Выбрать главу

Бобби нерешительно вошел в мастерскую и еще более нерешительно подошел к стене с окном, которое было почти на уровне земли. Синди осталась стоять у двери, с опаской глядя на него.

Он повернулся и представил, как на месте того мужчины подкрался бы к этому окну. Он не стал бы шуметь, следовательно, не представлял бы непосредственную опасность. Быстро заглянул бы внутрь, посмотрел вперед и ничего бы не увидел. Потом, более внимательно, налево и направо. Наконец, заметил бы кого-то, сидящего на верстаке и болтающего грязными ногами взад-вперед. Человек – ребенок – случайно поднял бы глаза, увидел подглядывающего и закричал бы. После этого во всем доме зажегся бы свет, и пришло бы время «рвать когти».

Подобные пошаговые умозаключения приписывают людям гораздо старше Бобби, но это никоим образом не соответствует действительности. С ним происходило то же самое. Он так не думал, он так чувствовал. Внезапно ему стало спокойнее на душе. К тому же, это действительно был Сборщик, и он убежал. Поскольку, если бы это был кто-то из добрых соседей, то в дверь бы уже постучали. Тем не менее Бобби протянул руку и выключил единственный светильник.

– Бобби, мне страшно. Я не хочу входить…

– Входи или иди куда-нибудь в другое место, – сказал он. – Я закрою дверь и останусь сторожить. Если не хочешь, уходи.

– Я устала.

– Тогда иди спать.

Синди больше не говорила, что ей страшно. Вместо этого вошла и послушно закрыла за собой дверь. Стало очень темно, но вскоре, когда глаза привыкли к темноте, из окон всех верхних комнат, где они включили светильники, заструился слабый свет. Через некоторое время, когда они освоились, страх отчасти прошел. Хотя, как и их пленница, они испытывали некоторый дискомфорт. Теперь оставалось только слушать.

П

од конец четвертого дня Барбара была окончательно сломлена, хотя с заклеенным ртом не могла ни говорить им что-либо, ни умолять их.
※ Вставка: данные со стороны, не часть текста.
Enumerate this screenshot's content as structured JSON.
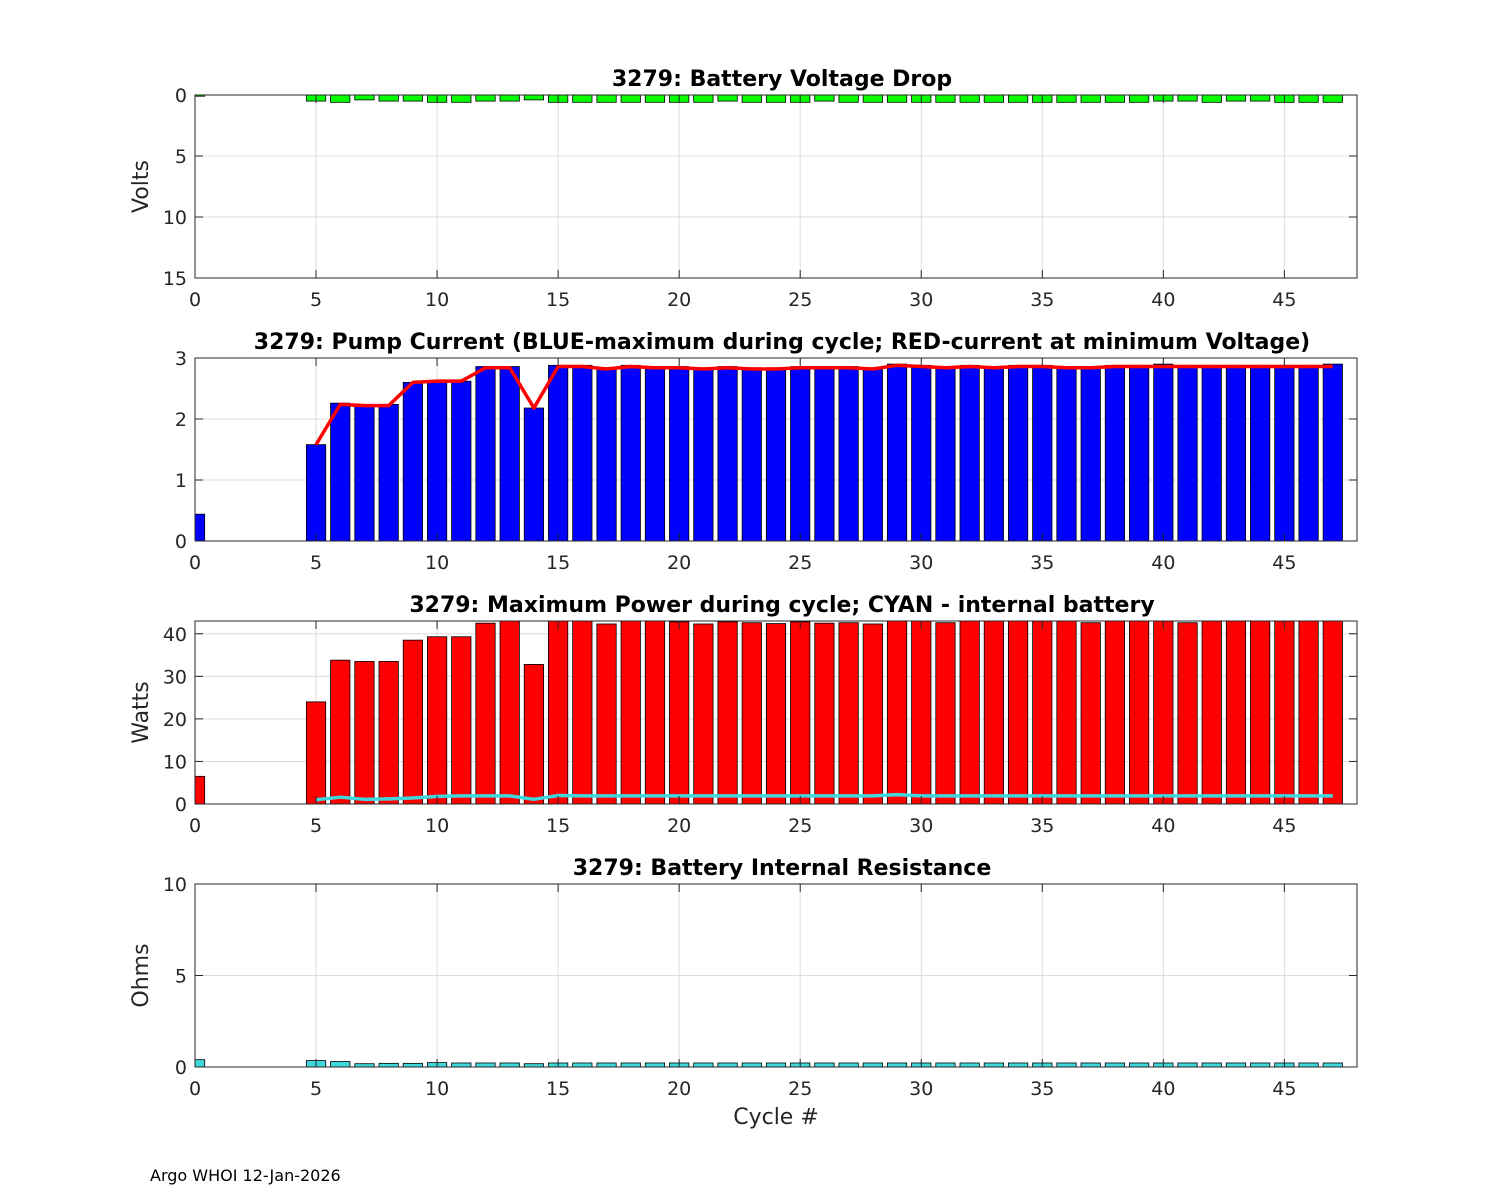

Настал момент, когда после неудавшегося утреннего бунта ее подвесили за руки, заведя их за спину. Если б они тогда отпустили ее и дали ей хотя бы минуту отдыха, то она – без всяких уловок – сделала бы все, о чем бы ее ни попросили. Служила бы им. Позволяла бы бить себя. Дала бы клятву хранить все в секрете. Лишь бы они прекратили свою игру. И это была чистая правда. Она так думала и верила в это. Однако дети в течение всего дня либо ни о чем не подозревали, либо им было все равно.

Они оставили ее на ночь в позе, которую придумала Дайана. Привязали спиной к столбу, руки за спиной, одна нога служила опорой, а другая была заведена назад и привязана к запястьям. Это было невыносимо, и Барбара не смогла бы так стоять, если бы не веревки – завязанные под полным контролем Дайаны, – которые обвивали опорный столб, ее ногу и тело и удерживали ее в таком положении. Даже потеряв сознание, Барбара опустилась бы лишь на пару дюймов и осталась стоять.

Это уже слишком, это уже чересчур, – говорила себе Барбара. К завтрашнему утру она будет в невообразимом, почти вегетативном состоянии. Мелодраматическое сожаление, с которым она повторяла это про себя – ни о чем другом она думать не могла, – было вызвано не столько нынешним дискомфортом, сколько тем фактом, что дети зашли так далеко.

Смысл игры, в которую играли дети, заключался в том, чтобы вызывать чувства беспомощности, унижения и – иногда – боли, наблюдать за ними и экспериментировать. Это было предварительное исследование по крайней мере одного вида человеческих отношений. Однако никто не выдерживал и четырех часов, не говоря уже о четырех днях и ночах. Время было тем ингредиентом, которого они не понимали или с которым – неосознанно – хотели играть. Точнее, реальность времени.

Дайана это понимала.

– Оставьте ее, – сказала Дайана. Она злилась весь день, но теперь остыла. Барбара уже видела, как она возвращается к роли спокойной послушной девочки, которую будет играть, когда через полчаса вернется домой. – Оставьте ее как есть. Не отпускайте ее, даже если она будет немного шуметь…

– Слышал, бздун? – добавил Джон.

– Хорошо, хорошо, не буду, – со вздохом ответил Бобби.

– Лучше не надо. – Пол, который из-за своих игр был уже на грани помешательства, корчился рядом с Бобби.